Olympiacos advanced to its third Euroleague Final Four in the past four seasons by beating Italy's Montepaschi Siena 76-69 to secure a 3-1 series victory, with Kyle Hines going for 19 points, 7 rebounds and 4 blocks.
Kyle Hines has heard it all before.
He's not big enough to bang down in the paint with the big boys.
He's too undersized to be a center.
Are you sure you're not a guard?
That's the same talk that's followed Hines from high school in South Jersey, during college down in North Carolina and every stop along the way overseas since turning pro.
But after collecting the Finals MVP trophy last season in Germany with Bamberg beating Alba Berlin and now pushing Olympiacos into the Turkish Airlines Euroleague Final Four this past week, Hines is forcing the naysayers to take that noise elsewhere.
Consider it another blocked shot.
The whole "undersized" argument holds absolutely no weight. Instead, Hines proudly pushes his weight around at 6-foot-6, 240 pounds and is easily the shortest center in the Euroleague.
Once the Final Four is all said and done in May, however, people just might be calling Hines a Finals MVP all over again.
Olympiacos advanced to its third Euroleague Final Four in the past four seasons by beating Italy's Montepaschi Siena 76-69 to secure a 3-1 series victory, with Hines going for 19 points, 7 rebounds and 4 blocks.
Swat. Swat. Swat. Swat.
"It's kind of funny, but when people who don't know me ask me what position I play, and I answered ‘center', the look on their faces is pretty crazy, because they assumed I would say "guard"," Hines said earlier this season.
"I am by far the shortest center or forward on our team. There may be a couple of guards, even, who are taller than me. In our team picture, which is organized in order by height, I was in the first row with all the guards. My height as a center is always the main topic in every interview I do. At first it was annoying, because I didn't think of it as anything unusual, but now I have kind of embraced it."
This is Hines' first experience participating in the Euroleague Playoffs, an accomplishment he's strived for since arriving to play basketball in Europe after going undrafted in 2008 out of the University of North Carolina Greensboro.
Hines left behind an impressive college career at UNCG as the school's all-time leading scorer and rebounder and is one of only six players in NCAA history to record 2,000 points, 1,000 rebounds and 300 blocks in a career, joining Alonzo Mourning, David Robinson, Tim Duncan, Pervis Ellison and Derrick Coleman on the esteemed list.

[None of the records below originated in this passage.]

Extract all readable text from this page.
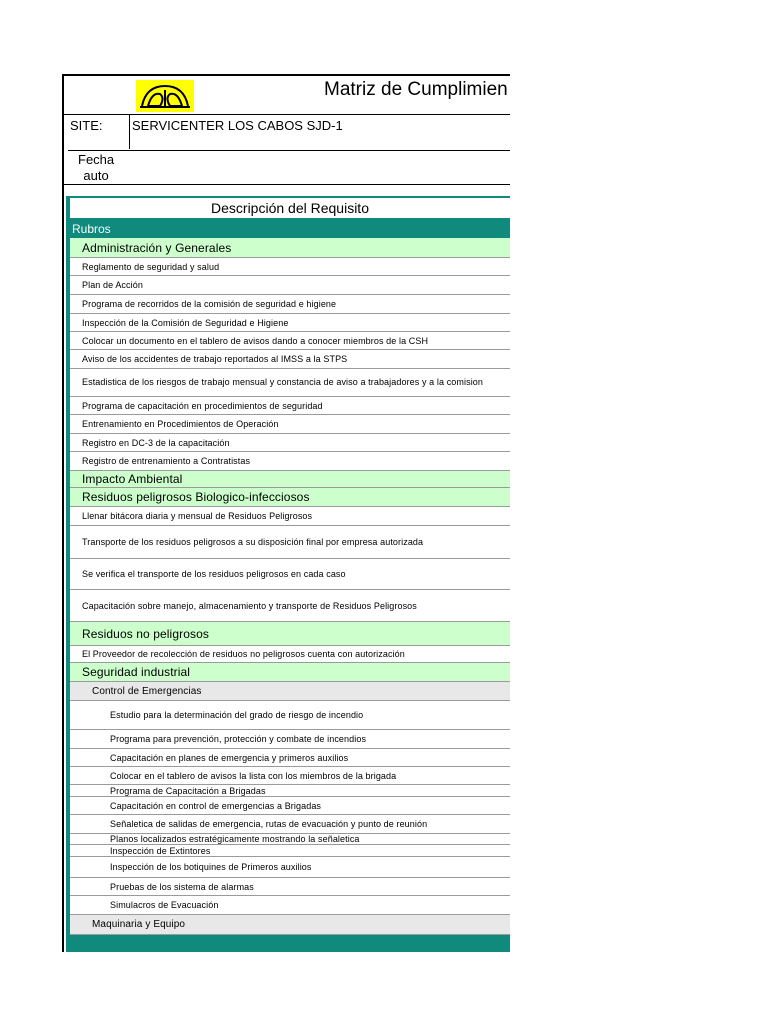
Matriz de Cumplimien
SITE: SERVICENTER LOS CABOS SJD-1
Fecha
auto
Descripción del Requisito
Rubros
Administración y Generales
Reglamento de seguridad y salud
Plan de Acción
Programa de recorridos de la comisión de seguridad e higiene
Inspección de la Comisión de Seguridad e Higiene
Colocar un documento en el tablero de avisos dando a conocer miembros de la CSH
Aviso de los accidentes de trabajo reportados al IMSS a la STPS
Estadistica de los riesgos de trabajo mensual y constancia de aviso a trabajadores y a la comision
Programa de capacitación en procedimientos de seguridad
Entrenamiento en Procedimientos de Operación
Registro en DC-3 de la capacitación
Registro de entrenamiento a Contratistas
Impacto Ambiental
Residuos peligrosos Biologico-infecciosos
Llenar bitácora diaria y mensual de Residuos Peligrosos
Transporte de los residuos peligrosos a su disposición final por empresa autorizada
Se verifica el transporte de los residuos peligrosos en cada caso
Capacitación sobre manejo, almacenamiento y transporte de Residuos Peligrosos
Residuos no peligrosos
El Proveedor de recolección de residuos no peligrosos cuenta con autorización
Seguridad industrial
Control de Emergencias
Estudio para la determinación del grado de riesgo de incendio
Programa para prevención, protección y combate de incendios
Capacitación en planes de emergencia y primeros auxilios
Colocar en el tablero de avisos la lista con los miembros de la brigada
Programa de Capacitación a Brigadas
Capacitación en control de emergencias a Brigadas
Señaletica de salidas de emergencia, rutas de evacuación y punto de reunión
Planos localizados estratégicamente mostrando la señaletica
Inspección de Extintores
Inspección de los botiquines de Primeros auxilios
Pruebas de los sistema de alarmas
Simulacros de Evacuación
Maquinaria y Equipo
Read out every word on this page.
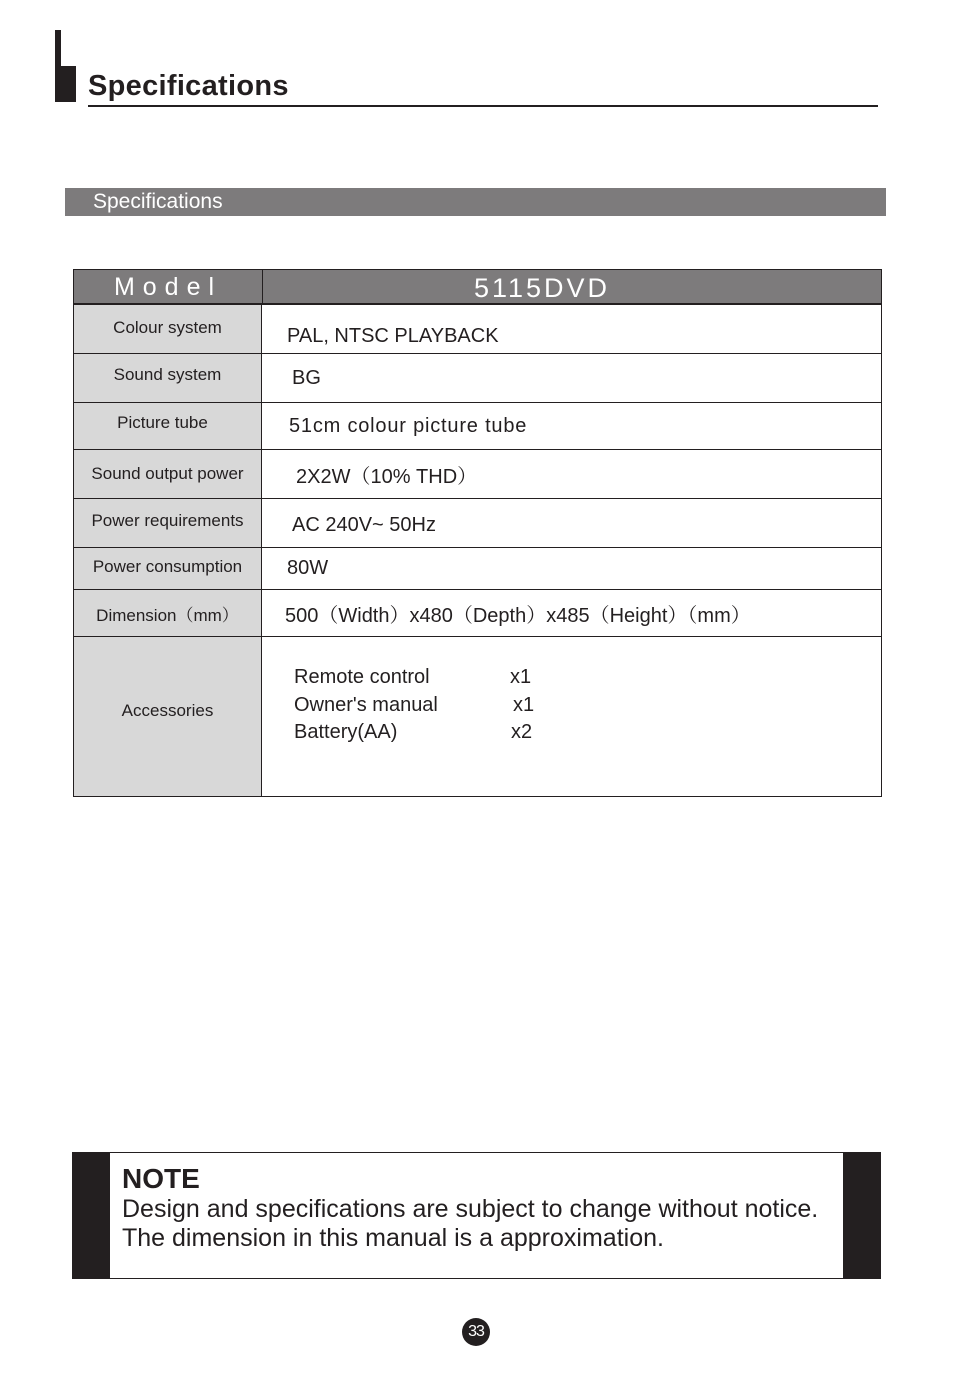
Specifications
Specifications
Model	5115DVD
Colour system	PAL, NTSC PLAYBACK
Sound system	BG
Picture tube	51cm colour picture tube
Sound output power	2X2W（10% THD）
Power requirements	AC 240V~ 50Hz
Power consumption	80W
Dimension（mm）	500（Width）x480（Depth）x485（Height）（mm）
Accessories
Remote control	x1
Owner's manual	x1
Battery(AA)	x2
NOTE
Design and specifications are subject to change without notice.
The dimension in this manual is a approximation.
33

And then there is Kyle Hines.
In the land of giants, the "undersized" Hines stands taller than the rest.
After signing and playing two seasons with Veroli, Italy in the country's second division, Hines made the jump to Brose Baskets Bamberg in Germany's Beko BBL in 2010 and didn't disappoint averaging 12.9 points and 5.4 rebounds per game. Yet Hines saved his best for last. He helped Bamberg repeat as BBL champions and was named the German Championship Finals MVP last season.
Unfortunately for Bamberg, they were unable to retain Hines who signed in Greece last summer. It was simply an offer he couldn't refuse.
"It has always been a goal of mine to play a for an elite club since I've been in Europe. When the opportunity arose for me to become a member of the Olympiacos Basketball Club, for me it was a no-brainer."
On the season, Hines averaged 10.8 points, 4.7 rebounds and 1.2 blocks per game in 20 Euroleague games, and 8.4 points, 4 rebounds and 1 block in 22 Greek League games.
Now after pushing Olympiacos into the Final Four, is another Finals MVP performance in Hines' future? If he plays like he did in the last game against Sienna, it's his for the taking. Olympiacos will face FC Barcelona Regal in the semifinals on May 11 in Istanbul, Turkey.
And Hines will be there ready to work and block some shots too -- all 6-foot-6 of him.